Revista Intemperie

Opciones televisivas: Mario Kreutzberger vs Patricio Bañados

Por: Rafael Cárdenas
don francisco patricio banados

Rafael Cárdenas sobre la tendencia de nuestro medio televisivo al animador vociferante, inculto y chabacano, como una estrategia del totalitarismo televisivo

 

Se afirma y se sostiene como lugar común en el discurso oficial, guiado por la unívoca pauta periodística de nuestra concentrada prensa duopólica, que el público, la masa, el vulgo o la gente, carecen de sensibilidad o cultura para saber discriminar y elegir calidad de contenidos en la programación televisiva. Sin embargo, yo discrepo de este tópico y creo que hay mucha mayor sensibilidad en el espectador común que en aquellos bien remunerados ejecutivos, propietarios, potentados y mandamases del medio televisivo nacional. De hecho, creo que la tendencia programática hacia la frivolidad, la farándula, el cotilleo o la opinología, obedece a una extremadamente bien planeada y programada estrategia de muy antigua data.

Con el golpe de Estado de hace cuarenta años, se produjo en nuestra televisión, como en todos los ámbitos, por lo demás, un cambio brusco y brutal que barrió con buena parte de sus protagonistas y dejo todo patas arriba en dicho medio. Sin embargo y a poco andar, se optó por lo obvio en un régimen autocrático, máxime cuando su líder tenía por paradigma al declinante caudillo español, como es el control total de la programación y su utilización volcada a la entretención y la desinformación.

En este contexto, se privilegió al tipo de conductor televisivo o showman vociferante, inculto, chabacano y vulgar que hemos conocido por décadas y cuyo pionero fue Mario Kreutzberger, “don Francisco” y, simultáneamente, se desplazó, se invisibilizó o se descartó directamente al tipo de profesional reposado, instruido, de buen humor y entretenido del estilo de Patricio Bañados, la antítesis del anterior. Lo cierto es que Kreutzberger concentró tanto poder e influencia en el medio y en la sociedad sometida, que se transformó en un déspota paralelo y funcional al que gobernó el país por 17 años y bajo cuyo esquema se estructura nuestra sociedad y sus instituciones en gran medida hasta el presente.

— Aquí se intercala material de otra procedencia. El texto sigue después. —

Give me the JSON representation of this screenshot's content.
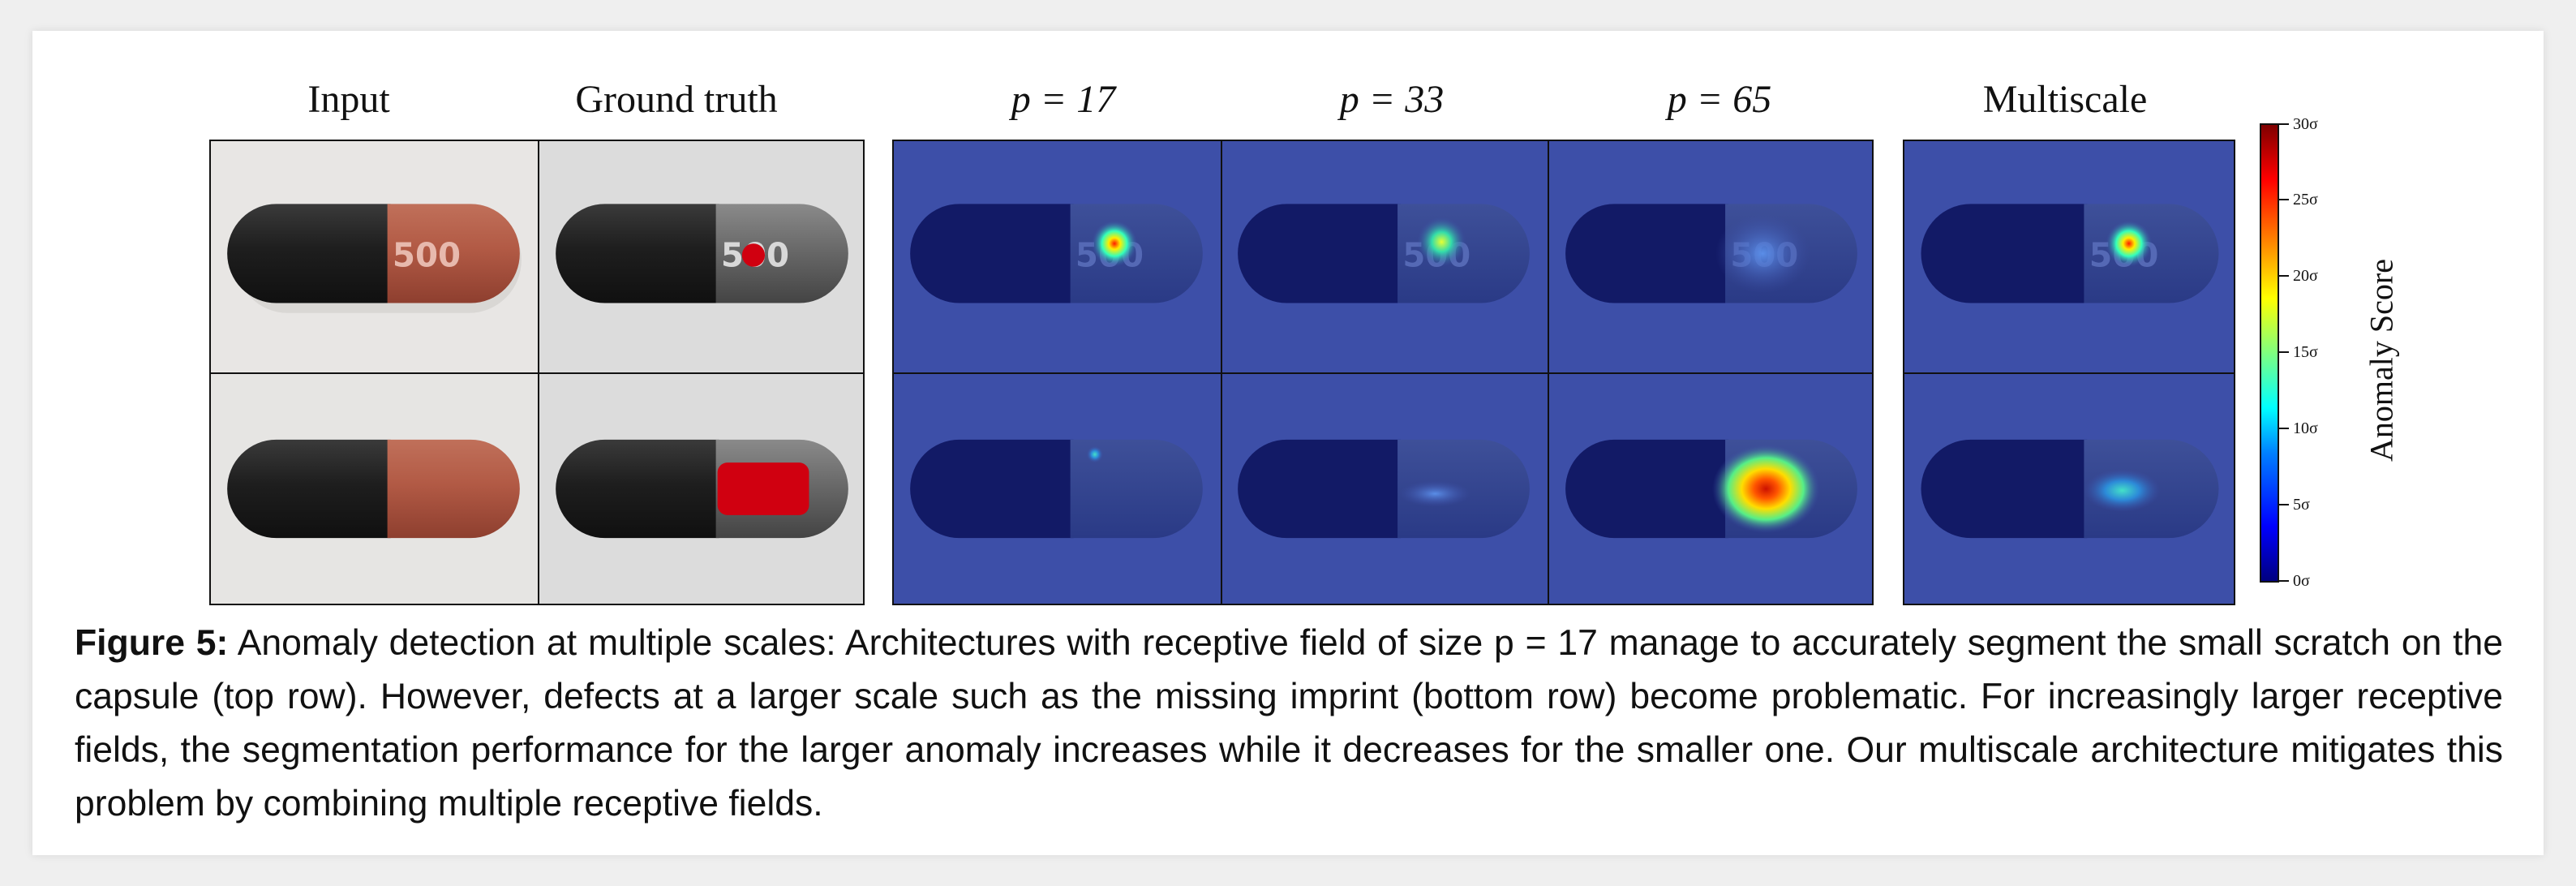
{
  "columns": {
    "input": "Input",
    "ground_truth": "Ground truth",
    "p17": "p = 17",
    "p33": "p = 33",
    "p65": "p = 65",
    "multiscale": "Multiscale"
  },
  "capsule_imprint": "500",
  "colorbar": {
    "label": "Anomaly Score",
    "ticks": [
      "30σ",
      "25σ",
      "20σ",
      "15σ",
      "10σ",
      "5σ",
      "0σ"
    ],
    "colors": [
      "#7f0000",
      "#ff0000",
      "#ffff00",
      "#00ffff",
      "#0000ff",
      "#00007f"
    ]
  },
  "caption": {
    "label": "Figure 5:",
    "text": " Anomaly detection at multiple scales: Architectures with receptive field of size p = 17 manage to accurately segment the small scratch on the capsule (top row). However, defects at a larger scale such as the missing imprint (bottom row) become problematic. For increasingly larger receptive fields, the segmentation performance for the larger anomaly increases while it decreases for the smaller one. Our multiscale architecture mitigates this problem by combining multiple receptive fields."
  },
  "colors": {
    "capsule_body_red": "#b25a45",
    "capsule_cap_black": "#1e1e1e",
    "ground_truth_defect": "#d00010",
    "heatmap_background": "#3d4fa8"
  }
}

Tanto así que tras el fin de la dictadura y después del triunfo del NO con el rostro de Patricio Bañados en el plebiscito de 1988, nuestra televisión permaneció en el mismo estilo nacido en dicho régimen de fuerza y mientras Kreutzbeger siguió siendo un privilegiado del poder, Patricio Bañados sufrió de constantes acosos y censura en TVN, que acabaron en su despido y en el ostracismo en que ha permanecido hasta hoy.

Kreutzbeger y Bañados resultan especialmente paradigmáticos del quiebre en nuestra sociedad en lo que se dio en llamar la disputa entre los autocomplacientes y los autoflagelantes. Los primeros, los autocomplacientes, lograron una temprana hegemonía desde el inicio de los años 90, la que parece estar llegando a su fin. Esto se percibe en el rechazo ciudadano hacia toda una generación política que podría personalizarse en el cacique caído Camilo Escalona, a quien los medios insisten en mostrar, destacar y poner en pantalla, no obstante el placer opiáceo que suscita en las redes sociales la posibilidad de tenerlo en la diana.

Mario Kreutzberger “don Francisco”, a su vez, provoca un rechazo similar en las redes sociales cada vez que se invoca su nombre en alguna crónica o columna. Sin embargo, con Patricio Bañados ocurre exactamente lo contrario: su sola mención o la publicación de una columna suya, suscita una oleada de mensajes y comentarios de reconocimiento y nostalgia y la manifestación de deseo por su retorno a la televisión, a lo que quienes mandan continúan haciendo oídos sordos, mientras nos siguen inoculando mediocridad y culpando a la sufrida teleaudiencia de ello.